Uitspraak
GERECHTSHOF ARNHEM - LEEUWARDEN
[Z](hierna: belanghebbende)
inspecteurvan de
Belastingdienst/Kantoor Amsterdam(hierna: de Inspecteur)
Gerechtshof Arnhem-Leeuwarden
In deze zaak heeft het Gerechtshof Arnhem-Leeuwarden op 19 juni 2018 uitspraak gedaan in het hoger beroep van [X] BV tegen de uitspraak van de rechtbank Gelderland. De zaak betreft de crisisheffing 2012, die door belanghebbende is afgedragen over het tijdvak van 1 maart 2013 tot en met 31 maart 2013. De belanghebbende, een vennootschap actief in de handel en fabricage van hydraulische en pneumatische apparatuur, heeft bezwaar gemaakt tegen de afdracht van de pseudo-eindheffing hoog loon, die door de Inspecteur is afgewezen. De rechtbank Gelderland heeft het beroep van belanghebbende ongegrond verklaard, waarna belanghebbende hoger beroep heeft ingesteld.
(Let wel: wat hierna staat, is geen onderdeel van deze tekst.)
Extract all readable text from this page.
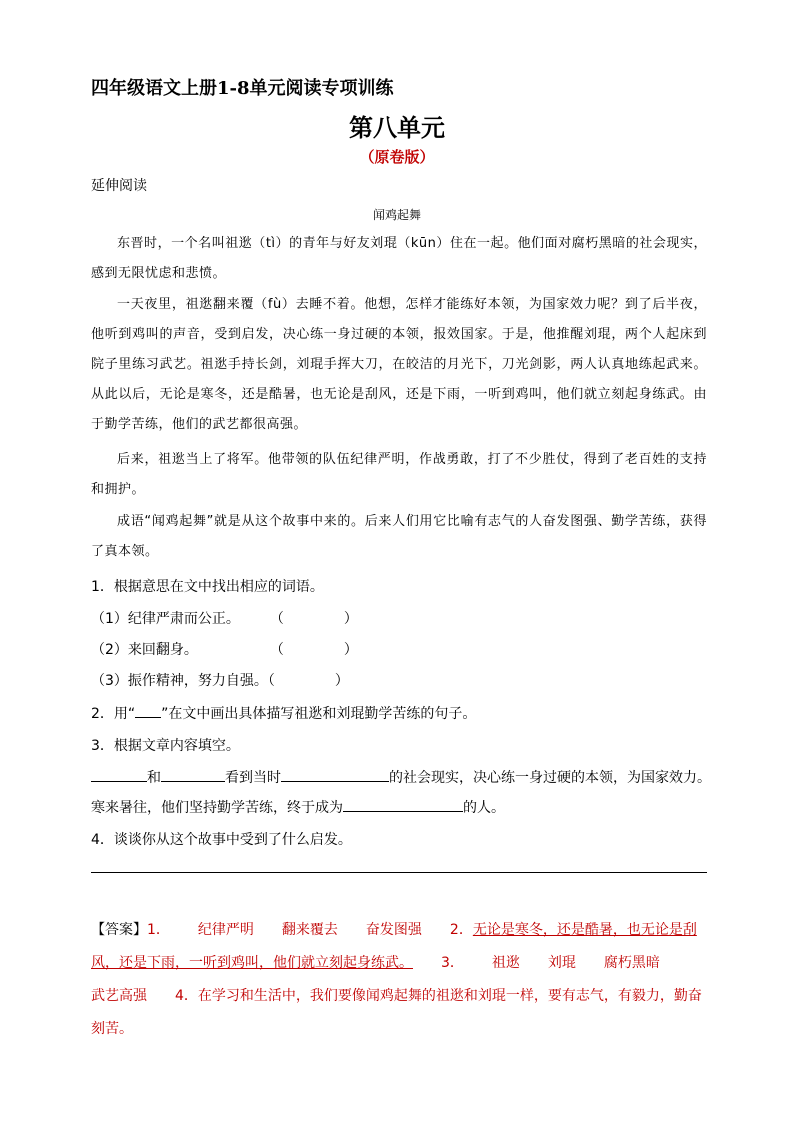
四年级语文上册1-8单元阅读专项训练
第八单元
（原卷版）
延伸阅读
闻鸡起舞
东晋时，一个名叫祖逖（tì）的青年与好友刘琨（kūn）住在一起。他们面对腐朽黑暗的社会现实，感到无限忧虑和悲愤。
一天夜里，祖逖翻来覆（fù）去睡不着。他想，怎样才能练好本领，为国家效力呢？到了后半夜，他听到鸡叫的声音，受到启发，决心练一身过硬的本领，报效国家。于是，他推醒刘琨，两个人起床到院子里练习武艺。祖逖手持长剑，刘琨手挥大刀，在皎洁的月光下，刀光剑影，两人认真地练起武来。从此以后，无论是寒冬，还是酷暑，也无论是刮风，还是下雨，一听到鸡叫，他们就立刻起身练武。由于勤学苦练，他们的武艺都很高强。
后来，祖逖当上了将军。他带领的队伍纪律严明，作战勇敢，打了不少胜仗，得到了老百姓的支持和拥护。
成语“闻鸡起舞”就是从这个故事中来的。后来人们用它比喻有志气的人奋发图强、勤学苦练，获得了真本领。
1．根据意思在文中找出相应的词语。
（1）纪律严肃而公正。 （	）
（2）来回翻身。	（	）
（3）振作精神，努力自强。（	）
2．用“ ”在文中画出具体描写祖逖和刘琨勤学苦练的句子。
3．根据文章内容填空。
和	看到当时	的社会现实，决心练一身过硬的本领，为国家效力。
寒来暑往，他们坚持勤学苦练，终于成为	的人。
4．谈谈你从这个故事中受到了什么启发。
【答案】1． 纪律严明 翻来覆去 奋发图强 2．无论是寒冬，还是酷暑，也无论是刮风，还是下雨，一听到鸡叫，他们就立刻起身练武。 3． 祖逖 刘琨 腐朽黑暗
武艺高强 4．在学习和生活中，我们要像闻鸡起舞的祖逖和刘琨一样，要有志气，有毅力，勤奋刻苦。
Het Hof heeft de argumenten van belanghebbende, die onder andere stelden dat de crisisheffing in strijd is met het eigendomsrecht zoals bedoeld in artikel 1 van het Eerste Protocol bij het EVRM, verworpen. Het Hof oordeelde dat de crisisheffing niet leidt tot een individuele en buitensporige last voor belanghebbende, en dat de heffing niet discriminerend is in de zin van het gelijkheidsbeginsel. De stellingen van belanghebbende over de onterecht meegenomen optierechten in de grondslag van de crisisheffing werden eveneens verworpen. Het Hof concludeerde dat de wetgeving voldoende basis biedt voor de crisisheffing en dat de argumenten van belanghebbende niet opgingen.
Uiteindelijk heeft het Hof het hoger beroep ongegrond verklaard en de uitspraak van de rechtbank bevestigd. De kosten voor griffierecht en proceskosten werden niet vergoed, en partijen hebben de mogelijkheid om binnen zes weken na de verzenddatum beroep in cassatie in te stellen bij de Hoge Raad der Nederlanden.